L’avanti cresciuto nella squadra neroverde a 35 anni ha lasciato i Wasps London e giocherà a Parma nelle Zebre
L’AQUILA. Festuccia torna in Italia. Il tallonatore aquilano, torna nella franchigia delle Zebre, dopo tre stagioni nei Wasps London insieme al suo concittadino e amico Andrea Masi.
«Sarò sempre grato al director of rugby Dai Young», afferma l’atleta aquilano, che ha collezionato con i Wasps 45 presenze, di cui 32 da titolare nella Premiership e ha chiuso l’esperienza in Inghilterra segnando una meta nella sconfitta 34-23 delle Vespe nella semifinale per il titolo contro gli Exeter, «per avermi dato l’opportunità di giocare in un club così prestigioso e di confrontarmi in un campionato difficile come quello inglese. Nella mia decisione hanno preso il sopravvento il marito e il padre sull’atleta di rugby. Sono felice perché tornerò a giocare in Italia in un club importante, in una città che mi ha adottato e mi ha lanciato nel rugby internazionale».
A 35 anni, Festuccia si appresta quindi a trasferirsi a Parma per iniziare una nuova avventura professionale, con la maglia della franchigia del Nord Ovest «Mi sento bene, posso giocare ancora qualche anno ad alto livello», conferma l’atleta di prima linea, che nella sua brillante carriera ha disputato oltre 50 partite nelle coppe Europee e ha giocato nei tre principali campionati professionistici dell'emisfero Nord, «voglio mettere a disposizione dei più giovani la mia esperienza e dare il mio contributo quando verrò impiegato».

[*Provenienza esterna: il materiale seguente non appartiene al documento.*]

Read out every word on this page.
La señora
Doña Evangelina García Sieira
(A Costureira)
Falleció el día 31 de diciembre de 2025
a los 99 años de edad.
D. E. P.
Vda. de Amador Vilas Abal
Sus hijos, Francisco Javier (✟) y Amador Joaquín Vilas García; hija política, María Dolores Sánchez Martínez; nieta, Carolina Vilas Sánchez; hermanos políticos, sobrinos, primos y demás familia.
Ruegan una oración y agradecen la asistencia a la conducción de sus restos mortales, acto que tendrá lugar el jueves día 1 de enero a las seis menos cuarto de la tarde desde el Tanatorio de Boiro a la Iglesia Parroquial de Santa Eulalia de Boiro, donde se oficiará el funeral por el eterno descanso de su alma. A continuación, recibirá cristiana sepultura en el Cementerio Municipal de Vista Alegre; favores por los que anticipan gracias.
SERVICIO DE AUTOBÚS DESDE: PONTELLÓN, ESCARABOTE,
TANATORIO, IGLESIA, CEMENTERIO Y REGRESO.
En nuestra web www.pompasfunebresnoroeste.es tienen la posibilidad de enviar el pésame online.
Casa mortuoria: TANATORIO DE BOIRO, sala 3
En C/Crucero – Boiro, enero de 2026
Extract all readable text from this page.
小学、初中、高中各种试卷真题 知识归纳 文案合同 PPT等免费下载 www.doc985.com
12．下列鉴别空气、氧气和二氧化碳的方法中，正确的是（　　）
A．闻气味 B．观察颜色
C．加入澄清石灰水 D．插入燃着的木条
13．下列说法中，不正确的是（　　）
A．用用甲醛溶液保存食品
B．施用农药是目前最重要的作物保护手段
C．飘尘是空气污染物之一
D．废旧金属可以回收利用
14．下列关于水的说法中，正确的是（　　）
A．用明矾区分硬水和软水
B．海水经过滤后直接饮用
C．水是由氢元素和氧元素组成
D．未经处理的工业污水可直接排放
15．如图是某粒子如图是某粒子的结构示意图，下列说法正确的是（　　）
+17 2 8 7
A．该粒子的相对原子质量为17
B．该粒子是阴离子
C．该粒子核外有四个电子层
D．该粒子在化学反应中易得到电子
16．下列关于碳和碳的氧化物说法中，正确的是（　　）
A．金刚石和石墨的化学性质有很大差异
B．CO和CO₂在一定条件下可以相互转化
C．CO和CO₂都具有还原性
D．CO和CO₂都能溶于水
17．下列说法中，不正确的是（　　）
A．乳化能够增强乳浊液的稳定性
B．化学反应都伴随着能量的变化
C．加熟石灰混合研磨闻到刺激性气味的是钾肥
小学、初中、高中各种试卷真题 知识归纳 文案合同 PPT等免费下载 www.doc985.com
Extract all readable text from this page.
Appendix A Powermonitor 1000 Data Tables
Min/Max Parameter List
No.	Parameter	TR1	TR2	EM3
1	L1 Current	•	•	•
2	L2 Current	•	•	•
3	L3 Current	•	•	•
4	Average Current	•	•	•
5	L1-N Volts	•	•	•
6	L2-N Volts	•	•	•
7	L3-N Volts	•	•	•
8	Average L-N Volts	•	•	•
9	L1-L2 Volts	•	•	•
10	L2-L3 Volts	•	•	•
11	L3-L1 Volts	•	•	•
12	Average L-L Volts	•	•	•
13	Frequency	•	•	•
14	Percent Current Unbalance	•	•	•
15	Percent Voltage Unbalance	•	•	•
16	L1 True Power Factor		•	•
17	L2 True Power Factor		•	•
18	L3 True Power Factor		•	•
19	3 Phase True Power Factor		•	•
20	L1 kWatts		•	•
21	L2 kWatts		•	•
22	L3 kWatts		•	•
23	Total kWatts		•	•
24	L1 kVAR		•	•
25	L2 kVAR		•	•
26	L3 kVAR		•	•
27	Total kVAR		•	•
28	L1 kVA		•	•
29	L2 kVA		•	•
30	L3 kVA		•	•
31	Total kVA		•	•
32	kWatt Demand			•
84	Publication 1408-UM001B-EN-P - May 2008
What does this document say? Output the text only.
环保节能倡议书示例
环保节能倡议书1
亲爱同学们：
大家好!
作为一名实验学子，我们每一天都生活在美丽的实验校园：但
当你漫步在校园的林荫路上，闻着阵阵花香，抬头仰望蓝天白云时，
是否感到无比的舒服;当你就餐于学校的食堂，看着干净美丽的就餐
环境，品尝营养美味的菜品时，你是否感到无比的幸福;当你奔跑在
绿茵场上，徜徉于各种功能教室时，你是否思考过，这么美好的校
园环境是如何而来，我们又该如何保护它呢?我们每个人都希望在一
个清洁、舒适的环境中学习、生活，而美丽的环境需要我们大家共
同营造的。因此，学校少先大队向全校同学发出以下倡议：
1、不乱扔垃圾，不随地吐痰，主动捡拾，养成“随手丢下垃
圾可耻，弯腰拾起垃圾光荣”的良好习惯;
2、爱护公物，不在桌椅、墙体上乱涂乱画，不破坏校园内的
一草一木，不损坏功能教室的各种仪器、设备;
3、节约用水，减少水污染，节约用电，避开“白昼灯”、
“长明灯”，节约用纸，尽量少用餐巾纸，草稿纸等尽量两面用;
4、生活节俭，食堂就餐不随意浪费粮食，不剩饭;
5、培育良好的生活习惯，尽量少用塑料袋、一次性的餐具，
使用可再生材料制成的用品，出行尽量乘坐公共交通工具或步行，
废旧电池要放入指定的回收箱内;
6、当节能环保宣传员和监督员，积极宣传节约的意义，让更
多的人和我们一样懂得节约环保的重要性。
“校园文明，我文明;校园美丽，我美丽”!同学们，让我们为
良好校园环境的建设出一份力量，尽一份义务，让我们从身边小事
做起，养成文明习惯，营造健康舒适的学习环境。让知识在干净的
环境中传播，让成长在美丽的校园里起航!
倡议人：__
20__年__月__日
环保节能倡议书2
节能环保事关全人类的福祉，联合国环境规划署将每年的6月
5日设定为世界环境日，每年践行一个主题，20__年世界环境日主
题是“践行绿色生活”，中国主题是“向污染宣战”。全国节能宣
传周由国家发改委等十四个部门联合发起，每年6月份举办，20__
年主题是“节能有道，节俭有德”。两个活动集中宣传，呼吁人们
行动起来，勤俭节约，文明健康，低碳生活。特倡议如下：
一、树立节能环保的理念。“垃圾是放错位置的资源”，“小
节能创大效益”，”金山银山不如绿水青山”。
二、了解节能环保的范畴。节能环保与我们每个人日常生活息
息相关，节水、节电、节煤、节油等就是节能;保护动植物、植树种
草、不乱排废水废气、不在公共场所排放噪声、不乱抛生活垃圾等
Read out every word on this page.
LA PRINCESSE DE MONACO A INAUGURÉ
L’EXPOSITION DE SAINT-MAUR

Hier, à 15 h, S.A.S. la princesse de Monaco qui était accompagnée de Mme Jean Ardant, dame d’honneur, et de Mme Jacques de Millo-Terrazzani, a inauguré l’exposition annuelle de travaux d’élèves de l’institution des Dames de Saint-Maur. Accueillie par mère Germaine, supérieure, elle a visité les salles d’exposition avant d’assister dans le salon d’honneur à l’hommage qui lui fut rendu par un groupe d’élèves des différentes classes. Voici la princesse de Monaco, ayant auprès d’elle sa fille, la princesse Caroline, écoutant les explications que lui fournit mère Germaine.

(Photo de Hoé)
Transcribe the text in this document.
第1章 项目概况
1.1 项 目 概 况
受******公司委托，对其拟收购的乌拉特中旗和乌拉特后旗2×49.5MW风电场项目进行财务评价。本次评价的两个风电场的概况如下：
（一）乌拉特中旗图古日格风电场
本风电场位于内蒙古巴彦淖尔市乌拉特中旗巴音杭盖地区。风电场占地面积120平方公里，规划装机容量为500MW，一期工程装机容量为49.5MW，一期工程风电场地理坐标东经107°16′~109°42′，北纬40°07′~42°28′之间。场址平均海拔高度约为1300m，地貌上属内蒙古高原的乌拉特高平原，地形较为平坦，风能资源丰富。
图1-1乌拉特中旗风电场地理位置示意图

La retrocessione dell’Aquila in serie A è stata un duro colpo per tutto l’ambiente, anche per quegli atleti che giocano fuori città, ma i nuovi tecnici scelti danno ampie garanzie di rinascita. «Sono legatissimo ai colori neroverdi e seguo sempre i risultati», dice l’avanti che ha esordito il 6 dicembre 1998 con L’Aquila contro il Petrarca. «Mi è dispiaciuto della retrocessione per i tanti tifosi e addetti ai lavori, miei amici e concittadini. Conosco i nuovi tecnici per aver giocato con Pierpaolo Rotilio e sono stato allenato da Vincenzo Troiani, ho grande fiducia sul loro lavoro. L’Aquila ha sempre un posto speciale nel mio cuore, dove ho le radici, la mia famiglia e dove riesco a rigenerarmi dopo una stagione sportiva».
Nell’Italrugby è intanto iniziata l’era del tecnico irlandese Conor O’Shea, primo allenatore proveniente dall’isola smeraldo, che dopo aver concluso un percorso quinquennale con gli Harlequins, si appresta al tour estivo che vedrà gli azzurri affrontare l’Argentina (Santa Fè, 11 giugno), gli Stati Uniti (San Josè CA., 18 giugno) e il Canada (Toronto, 26 giugno).
«Faccio il mio in bocca al lupo al nuovo ct, sono sicuro che farà un ottimo lavoro», commenta Festuccia, che ha collezionato 54 caps, dal match contro il Galles del 15 febbraio 2003. Festuccia, tra gli idoli dagli appassionati più giovani della pallaovale in Abruzzo, ha voglia di scrivere ancora pagine di rugby. «Ho dato tutto me stesso per il rugby e ho avuto tanto», conclude il numero 2, «non ho rimpianti per quello che poteva essere e non è stato. Auguro a tutti i giovani che si avvicinano a questo splendido sport di vivere le emozioni che ho vissuto».